According to RLAM investors have historically wanted 6-8 per cent per annum returns “to compensate them for the risk of owning them”.
He explained: “If cash returns zero, government bonds 0 -1 per cent and credit 2-3 per cent – these are not forecasts but sensible numbers relative to today’s reality – then investors will be willing to take lower equity returns.
“If 6-8 per cent per annum goes to 4-6 per cent per annum then equity prices will, and have, readjust upwards.”
Global economies are reopening for business
After more than three months of essential shopping only in the UK saw, all non-essential retailers reopened this week, something which has already happened in other parts of the world, which should give economies a boost as more people return to work and start spending.
Fox said: “Investors have also been spurred on by the early signs of economic reopening being faster and less impaired by a second wave of virus infections than expected.”
Taking the US as a case study and they have seen records amount of people in unemployment as a consequence of the crisis with more than 20 million Americans losing their jobs in April, reaching a post-wartime high of 14.7 per cent unemployment rate.
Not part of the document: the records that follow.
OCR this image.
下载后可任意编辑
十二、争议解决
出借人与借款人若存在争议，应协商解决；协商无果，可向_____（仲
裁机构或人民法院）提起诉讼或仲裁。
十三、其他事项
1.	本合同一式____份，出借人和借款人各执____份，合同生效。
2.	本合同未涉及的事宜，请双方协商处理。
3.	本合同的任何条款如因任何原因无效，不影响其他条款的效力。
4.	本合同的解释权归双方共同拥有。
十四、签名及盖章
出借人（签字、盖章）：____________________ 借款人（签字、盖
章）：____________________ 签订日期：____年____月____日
But Fox said that the forecast for the US economy in May was that they would lose another 7.5 million jobs when in fact it created 2.5 million jobs.
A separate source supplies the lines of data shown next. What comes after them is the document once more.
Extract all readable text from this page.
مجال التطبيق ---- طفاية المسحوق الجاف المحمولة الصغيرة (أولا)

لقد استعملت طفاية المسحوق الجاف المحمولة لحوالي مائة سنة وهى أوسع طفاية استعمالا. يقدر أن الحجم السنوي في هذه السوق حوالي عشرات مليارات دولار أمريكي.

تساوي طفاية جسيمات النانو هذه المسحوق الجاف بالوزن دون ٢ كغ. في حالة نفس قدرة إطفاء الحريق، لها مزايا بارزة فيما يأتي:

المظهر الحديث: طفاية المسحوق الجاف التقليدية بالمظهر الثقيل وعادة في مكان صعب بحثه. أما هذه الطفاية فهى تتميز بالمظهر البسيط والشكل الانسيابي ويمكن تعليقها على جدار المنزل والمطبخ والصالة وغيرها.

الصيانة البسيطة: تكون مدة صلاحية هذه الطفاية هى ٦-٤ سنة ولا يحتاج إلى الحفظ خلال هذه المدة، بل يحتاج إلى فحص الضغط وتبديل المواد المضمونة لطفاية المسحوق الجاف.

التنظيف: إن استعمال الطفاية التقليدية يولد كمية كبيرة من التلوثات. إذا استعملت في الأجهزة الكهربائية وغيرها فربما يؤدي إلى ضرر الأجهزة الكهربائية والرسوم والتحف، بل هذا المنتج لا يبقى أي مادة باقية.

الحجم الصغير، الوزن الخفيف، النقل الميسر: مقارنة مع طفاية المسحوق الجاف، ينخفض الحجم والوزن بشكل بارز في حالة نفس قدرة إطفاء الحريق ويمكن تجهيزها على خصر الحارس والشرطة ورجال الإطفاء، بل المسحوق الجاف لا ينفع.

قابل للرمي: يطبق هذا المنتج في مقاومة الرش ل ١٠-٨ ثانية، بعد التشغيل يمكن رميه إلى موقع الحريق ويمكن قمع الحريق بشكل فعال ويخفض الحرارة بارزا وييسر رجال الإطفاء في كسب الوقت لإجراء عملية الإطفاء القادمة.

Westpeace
“For those wishing to believe in a V shaped economic recovery, this was encouraging,” said the RLAM fund manager.
Yet, these three points can be interpreted differently by investors, Fox warned.
“Place these three points in front of a bear, and they will say this is a liquidity fuelled rally and the economic recovery is too nascent to prove anything,” he explained.
“Place them in front of a bull, and they will say the Fed is doing what it has done since Alan Greenspan in the 1980s, and supported the business and investment cycle until the economy recovers, which has now started to happen.”
“We have to confess to not finding either of these choices attractive,” Fox added.
Nevertheless, the Royal London Sustainable Leaders Trust manager said its investment process works well without having to place bets on the outcome.
“We would however say that a bit more caution seems sensible given overall market levels, and that when we look at the output of our investment process it is telling us more defensive, less cyclical investments have the best risk/reward,” he continued. “This is very different from March, when our process was telling us nearly all risk was priced too cheaply.”
Looking ahead, Fox said it was important to focus on “the reality in front of us at the moment, rather than devising grand theories about how all of the above influences markets in a multi-year view”.
He added that investors cannot even rely on or use theories that came out of the 2008 global financial crisis as these didn’t come to fruition: markets are still waiting for the quantitative easing (QE) inflation or growth to become a sub-trend.
“What we can see though is the world in front of us becoming more digital, less carbon-intensive, more health-focused and generally more attractive for socially and environmentally useful companies, which will remain the bedrock of our sustainable funds,” Fox concluded.